In November of 2003 I had the privilege of attending my nephew Jeremy’s graduation from Marine Corps Boot Camp in San Diego. This was my first up close and personal experience with the military. The occasion helped clarify for me my appreciation and the blessing of being a citizen of the United States of America.
There were silver-haired grandparents in matching His and Hers golf shirts, sun-tanned, blond-haired men and women wearing shorts and flip-flops. I saw young brides in tight, short skirts, couples in their mid-30’s in cotton shirts and khaki pants, with school-age children in tow. Fifty year old hippies, sporting Birkenstock sandals and tie-dyed shirts stood in the crowd.
If wardrobe were any indicator, it was fairly clear we were a well-rounded representation of society. As I sat in the bleachers that morning, my heart swelling with joy, I marveled at the thousand plus hearts and minds celebrating this occasion.

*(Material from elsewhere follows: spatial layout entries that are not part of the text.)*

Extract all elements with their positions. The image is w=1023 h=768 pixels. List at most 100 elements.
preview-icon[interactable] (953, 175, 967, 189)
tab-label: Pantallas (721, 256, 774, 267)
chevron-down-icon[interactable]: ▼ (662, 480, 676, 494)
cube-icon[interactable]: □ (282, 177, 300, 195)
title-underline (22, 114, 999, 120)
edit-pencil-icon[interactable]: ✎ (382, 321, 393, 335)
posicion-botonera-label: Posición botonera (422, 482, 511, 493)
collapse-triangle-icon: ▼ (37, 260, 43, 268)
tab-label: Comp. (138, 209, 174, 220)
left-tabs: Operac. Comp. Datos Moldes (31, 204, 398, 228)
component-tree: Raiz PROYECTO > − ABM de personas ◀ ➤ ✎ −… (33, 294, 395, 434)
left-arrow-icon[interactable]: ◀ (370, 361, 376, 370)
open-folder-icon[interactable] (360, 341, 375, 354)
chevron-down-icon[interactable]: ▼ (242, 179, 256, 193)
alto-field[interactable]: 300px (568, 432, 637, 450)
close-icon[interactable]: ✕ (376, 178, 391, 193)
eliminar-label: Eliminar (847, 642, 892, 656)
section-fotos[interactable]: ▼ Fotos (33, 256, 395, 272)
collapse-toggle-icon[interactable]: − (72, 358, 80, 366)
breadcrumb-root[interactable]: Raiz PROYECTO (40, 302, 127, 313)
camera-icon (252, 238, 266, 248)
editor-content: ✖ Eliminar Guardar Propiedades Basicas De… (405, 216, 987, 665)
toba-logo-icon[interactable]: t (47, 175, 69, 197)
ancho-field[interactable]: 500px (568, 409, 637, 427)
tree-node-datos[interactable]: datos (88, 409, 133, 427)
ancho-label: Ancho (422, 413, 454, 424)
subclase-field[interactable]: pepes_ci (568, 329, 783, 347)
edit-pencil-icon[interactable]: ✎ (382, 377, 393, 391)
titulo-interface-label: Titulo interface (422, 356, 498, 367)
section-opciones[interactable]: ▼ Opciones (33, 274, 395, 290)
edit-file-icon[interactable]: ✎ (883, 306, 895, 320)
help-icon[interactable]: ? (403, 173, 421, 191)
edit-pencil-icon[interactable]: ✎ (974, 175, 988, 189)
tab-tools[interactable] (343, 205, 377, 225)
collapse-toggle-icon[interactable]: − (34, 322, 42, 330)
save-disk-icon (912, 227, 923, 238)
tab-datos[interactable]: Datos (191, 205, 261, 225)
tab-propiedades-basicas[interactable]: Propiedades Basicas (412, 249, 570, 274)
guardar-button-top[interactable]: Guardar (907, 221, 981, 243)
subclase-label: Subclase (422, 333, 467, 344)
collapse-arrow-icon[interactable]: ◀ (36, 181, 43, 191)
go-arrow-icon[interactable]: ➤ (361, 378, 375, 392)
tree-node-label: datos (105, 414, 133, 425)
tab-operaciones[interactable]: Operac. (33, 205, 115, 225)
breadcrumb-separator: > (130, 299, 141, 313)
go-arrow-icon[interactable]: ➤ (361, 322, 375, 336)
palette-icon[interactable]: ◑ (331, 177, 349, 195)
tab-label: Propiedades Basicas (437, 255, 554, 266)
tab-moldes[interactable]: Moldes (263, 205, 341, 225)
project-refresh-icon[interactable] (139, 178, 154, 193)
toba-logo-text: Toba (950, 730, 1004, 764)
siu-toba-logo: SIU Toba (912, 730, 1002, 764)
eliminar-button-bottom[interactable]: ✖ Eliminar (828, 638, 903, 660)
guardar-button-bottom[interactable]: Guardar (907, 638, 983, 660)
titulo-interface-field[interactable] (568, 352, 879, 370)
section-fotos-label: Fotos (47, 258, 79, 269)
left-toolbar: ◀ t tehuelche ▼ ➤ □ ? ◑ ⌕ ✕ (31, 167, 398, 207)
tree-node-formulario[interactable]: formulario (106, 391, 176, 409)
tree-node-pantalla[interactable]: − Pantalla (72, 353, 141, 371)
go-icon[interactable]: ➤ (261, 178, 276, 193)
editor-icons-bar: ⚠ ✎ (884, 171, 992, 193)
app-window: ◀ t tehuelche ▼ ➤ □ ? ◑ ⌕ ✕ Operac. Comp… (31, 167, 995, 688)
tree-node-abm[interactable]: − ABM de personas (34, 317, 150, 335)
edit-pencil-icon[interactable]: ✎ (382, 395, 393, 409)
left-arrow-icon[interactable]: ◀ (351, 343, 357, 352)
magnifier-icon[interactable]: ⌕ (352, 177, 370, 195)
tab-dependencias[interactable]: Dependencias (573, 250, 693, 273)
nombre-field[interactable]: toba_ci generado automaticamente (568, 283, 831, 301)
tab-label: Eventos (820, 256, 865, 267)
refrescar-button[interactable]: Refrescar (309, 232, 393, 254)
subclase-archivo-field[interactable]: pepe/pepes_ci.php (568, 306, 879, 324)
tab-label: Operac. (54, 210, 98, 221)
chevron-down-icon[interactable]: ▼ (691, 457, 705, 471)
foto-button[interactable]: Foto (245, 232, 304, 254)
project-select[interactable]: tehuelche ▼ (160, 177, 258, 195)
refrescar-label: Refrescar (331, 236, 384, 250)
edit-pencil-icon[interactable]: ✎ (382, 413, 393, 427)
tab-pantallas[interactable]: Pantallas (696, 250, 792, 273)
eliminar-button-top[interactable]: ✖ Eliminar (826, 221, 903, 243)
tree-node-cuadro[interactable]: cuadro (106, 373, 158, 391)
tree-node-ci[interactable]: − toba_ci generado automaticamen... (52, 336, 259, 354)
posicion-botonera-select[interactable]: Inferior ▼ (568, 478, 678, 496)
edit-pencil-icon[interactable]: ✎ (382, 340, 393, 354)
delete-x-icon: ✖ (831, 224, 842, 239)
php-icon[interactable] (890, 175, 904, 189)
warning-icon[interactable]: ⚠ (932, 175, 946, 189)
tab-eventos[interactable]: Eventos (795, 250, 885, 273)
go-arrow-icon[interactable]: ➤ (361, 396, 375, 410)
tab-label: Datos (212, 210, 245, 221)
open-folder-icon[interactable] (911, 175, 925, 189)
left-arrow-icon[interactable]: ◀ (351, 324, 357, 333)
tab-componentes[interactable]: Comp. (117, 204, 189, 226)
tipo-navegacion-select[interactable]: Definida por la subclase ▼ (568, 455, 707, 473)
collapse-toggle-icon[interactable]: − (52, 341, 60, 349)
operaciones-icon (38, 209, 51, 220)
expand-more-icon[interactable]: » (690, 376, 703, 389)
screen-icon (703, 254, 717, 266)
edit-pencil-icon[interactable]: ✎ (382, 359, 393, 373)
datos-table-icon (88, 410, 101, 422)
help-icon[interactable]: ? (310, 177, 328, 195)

As varied as we all were (at least on the surface), we were joined by a common thread, related somehow to one single, sure Marine who decided to tackle the daunting challenge of service, sacrifice and discipline. The decision of each young man to be one of “the few and the proud” had a very equalizing effect on us all.
Throw a pebble in a stream, you have a small ripple. Drop a boulder in and you have a wave. Each action or decision creates a result that effects everything that wave will touch.
One year later the collective joy of my family was touched and almost destroyed, this time with heart-wrenching pain. Back home in Seattle now, we received the news after Christmas Eve church service from my sister in law. Jeremy (Corporal now, and Squad Leader) was stationed at Taqaddum Airbase in Iraq. His team was on road patrol and as they traveled, he in the communications seat of the vehicle along with a gunner, a driver and an interpreter, an IED went off underneath the Humvee in which they were traveling. Jeremy was badly injured with significant burns on both hands and a severe concussion.
I remember very clearly standing around my brother in the foyer of the church as he struggled to listen to the phone. When David hung up, the news spread throughout the church members and to family in late night phone calls; we were all connected in pain and concern. There was that ripple effect again.
I remember being in shock and as we stood and prayed with my brother Dave. “Dear God, we’ve asked for Jeremy’s protection—why did this happen?”
And the answer was very clear—he WAS being protected. His injuries could have been much worse—those bombs can permanently maim and even kill. By the grace of God, he escaped with only surface burns to his hands, and no loss of feeling or nerve damage.
After being sent to a surgical unit in Iraq, Jeremy went to a US Base in Ramstein Germany. After his care there, he left with new clothes on his back (his had been burned, right down to the wallet and his debit cards), and a backpack with toiletries and gifts from the Wounded WarriorProject.
Jeremy returned to the U.S. where he received physical therapy at Brooks Hospital in San Antonio, Texas (and where he met the President Bush.) His healing has been excruciating but nothing short of miraculous, as doctors have testified. The skin graft they thought he’d need on his right hand wasn’t necessary because the skin regenerated more quickly than expected.
The unseen effects of his injuries are those he struggles with now—Traumatic Brain Injury which causes severe headaches, and Post Traumatic Stress Disorder. He has been to the bottom and is coming back up. My brother and wife, our extended family, all of us have lived through times of fears about his recovery and worry for his future.
Family–there’s that ripple again.
I was honored to have been one of the writers included in ‘Bombshells: War Stories and Poems by Women on the Homefront’, where this piece first appeared.